我正在运行下面的代码片段（std：：time对象只是用于基准测试），它以给定的顺序从u8的向量中获取u8元素，并以此顺序创建一个包含这些对象的新向量。

for idx in cur_prefix_ref.iter() {

     let now = std::time::Instant::now();

     let elapsed_first = now.elapsed();

     unsafe {
         val = *data.get_unchecked(*idx as usize).get_unchecked(j);
     }

     let elapsed_second = now.elapsed();

     new_add.push(val);

    if val == 0 {
        zero_tot += 1;
    } else if val == 1 {
        one_tot += 1;
    }

    if (ct == 0) || (ct_extra == fm_gap) {
        occ_positions[0].push(zero_tot);
        occ_positions[1].push(one_tot);
        ct_extra = 0;
   
    }

    ct += 1;
    ct_extra += 1;

    let elapsed_third = now.elapsed();

    elapse1.push(elapsed_first);
    elapse2.push(elapsed_second);
    elapse3.push(elapsed_third);
}

在我的完整代码中，这个内部循环最终运行了数亿次，所以我试图尽可能地优化它。根据be基准测试，我似乎花费了绝大部分的循环时间来查找Vec<Vec<u8>>中的值，在val = *data.get_unchecked(*idx as usize).get_unchecked(j);行上。参见下面，它对来自该循环的不同迭代的一些elapsed_first,elapsed_second,elapsed_third次进行基准测试（每个列表的第i^个元素来自同一次运行）：

First: [27ns, 23ns, 21ns, 24ns, 27ns, 23ns, 28ns, 23ns, 26ns, 23ns, 21ns, 22ns, 27ns, 27ns, 28ns, 23ns, 25ns, 24ns, 26ns, 25ns, 22ns, 24ns, 24ns, 28ns, 28ns, 28ns, 26ns, 22ns, 22ns, 21ns]

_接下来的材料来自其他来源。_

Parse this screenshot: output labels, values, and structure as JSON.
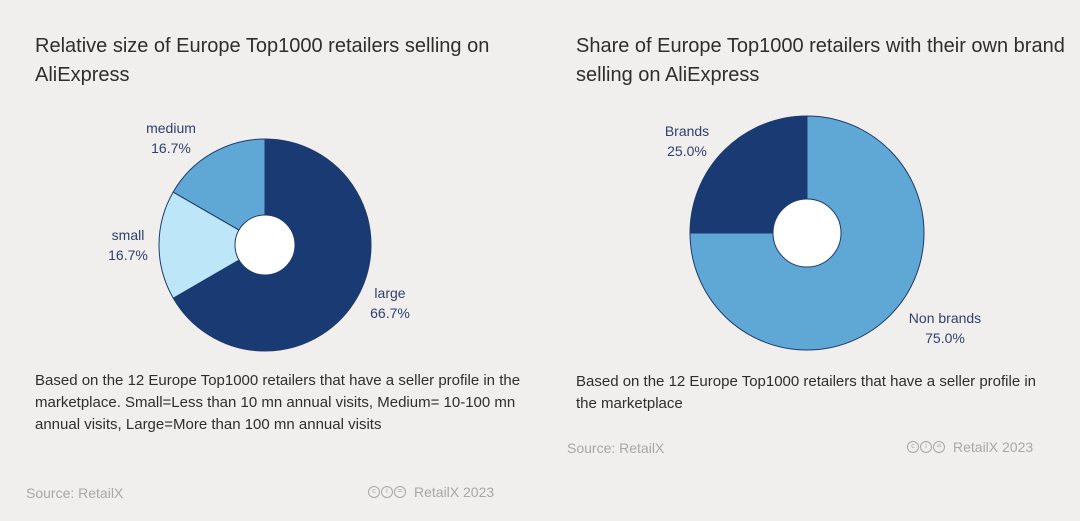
{
  "chart_data": [
    {
      "type": "pie",
      "title": "Relative size of Europe Top1000 retailers selling on AliExpress",
      "categories": [
        "large",
        "small",
        "medium"
      ],
      "values": [
        66.7,
        16.7,
        16.7
      ],
      "labels": [
        "66.7%",
        "16.7%",
        "16.7%"
      ],
      "colors": [
        "#1a3a73",
        "#bde6f9",
        "#5fa8d6"
      ],
      "note": "Based on the 12 Europe Top1000 retailers that have a seller profile in the marketplace. Small=Less than 10 mn annual visits, Medium= 10-100 mn annual visits, Large=More than 100 mn annual visits",
      "source": "Source: RetailX",
      "credit": "RetailX 2023"
    },
    {
      "type": "pie",
      "title": "Share of Europe Top1000 retailers with their own brand selling on  AliExpress",
      "categories": [
        "Non brands",
        "Brands"
      ],
      "values": [
        75.0,
        25.0
      ],
      "labels": [
        "75.0%",
        "25.0%"
      ],
      "colors": [
        "#5fa8d6",
        "#1a3a73"
      ],
      "note": "Based on the 12 Europe Top1000 retailers that have a seller profile in the marketplace",
      "source": "Source: RetailX",
      "credit": "RetailX 2023"
    }
  ],
  "icons": {
    "license": "creative-commons-icon"
  }
}
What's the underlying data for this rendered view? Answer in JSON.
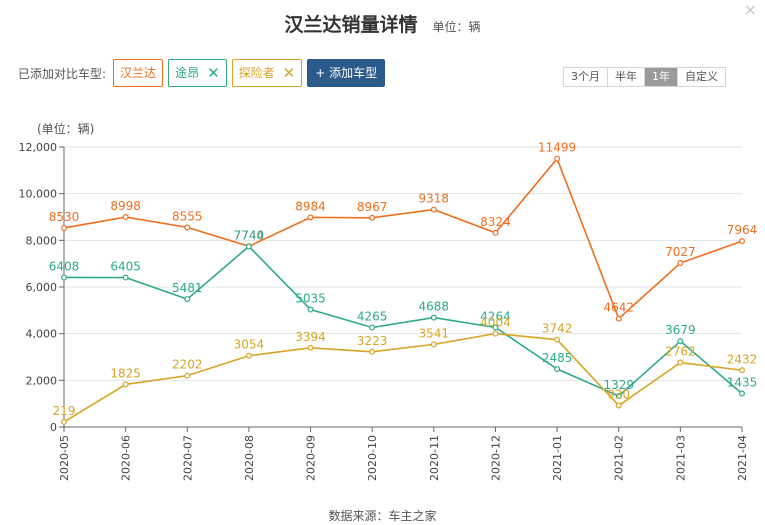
{
  "header": {
    "title": "汉兰达销量详情",
    "unit": "单位：辆"
  },
  "compare": {
    "label": "已添加对比车型:",
    "tags": [
      {
        "name": "汉兰达",
        "color": "#ee6e1f",
        "removable": false
      },
      {
        "name": "途昂",
        "color": "#2dab86",
        "removable": true
      },
      {
        "name": "探险者",
        "color": "#d9a424",
        "removable": true
      }
    ],
    "add_label": "+ 添加车型"
  },
  "range_buttons": [
    {
      "label": "3个月",
      "active": false
    },
    {
      "label": "半年",
      "active": false
    },
    {
      "label": "1年",
      "active": true
    },
    {
      "label": "自定义",
      "active": false
    }
  ],
  "close_icon": "×",
  "footer": {
    "source": "数据来源：车主之家"
  },
  "chart_data": {
    "type": "line",
    "ylabel": "(单位：辆)",
    "ylim": [
      0,
      12000
    ],
    "yticks": [
      0,
      2000,
      4000,
      6000,
      8000,
      10000,
      12000
    ],
    "ytick_labels": [
      "0",
      "2,000",
      "4,000",
      "6,000",
      "8,000",
      "10,000",
      "12,000"
    ],
    "grid": true,
    "categories": [
      "2020-05",
      "2020-06",
      "2020-07",
      "2020-08",
      "2020-09",
      "2020-10",
      "2020-11",
      "2020-12",
      "2021-01",
      "2021-02",
      "2021-03",
      "2021-04"
    ],
    "series": [
      {
        "name": "汉兰达",
        "color": "#ee6e1f",
        "values": [
          8530,
          8998,
          8555,
          7744,
          8984,
          8967,
          9318,
          8324,
          11499,
          4642,
          7027,
          7964
        ]
      },
      {
        "name": "途昂",
        "color": "#2dab86",
        "values": [
          6408,
          6405,
          5481,
          7740,
          5035,
          4265,
          4688,
          4264,
          2485,
          1329,
          3679,
          1435
        ]
      },
      {
        "name": "探险者",
        "color": "#d9a424",
        "values": [
          219,
          1825,
          2202,
          3054,
          3394,
          3223,
          3541,
          4004,
          3742,
          920,
          2762,
          2432
        ]
      }
    ]
  }
}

Second: [538ns, 695ns, 550ns, 486ns, 627ns, 615ns, 562ns, 570ns, 661ns, 521ns, 617ns, 358ns, 444ns, 560ns, 540ns, 471ns, 656ns, 336ns, 233ns, 209ns, 433ns, 373ns, 1.427µs, 542ns, 708ns, 288ns, 304ns, 608ns, 297ns, 252ns]

Third: [612ns, 736ns, 587ns, 525ns, 665ns, 658ns, 608ns, 614ns, 701ns, 560ns, 656ns, 395ns, 482ns, 606ns, 578ns, 510ns, 696ns, 374ns, 270ns, 246ns, 470ns, 416ns, 1.47µs, 583ns, 751ns, 327ns, 348ns, 645ns, 334ns, 289ns]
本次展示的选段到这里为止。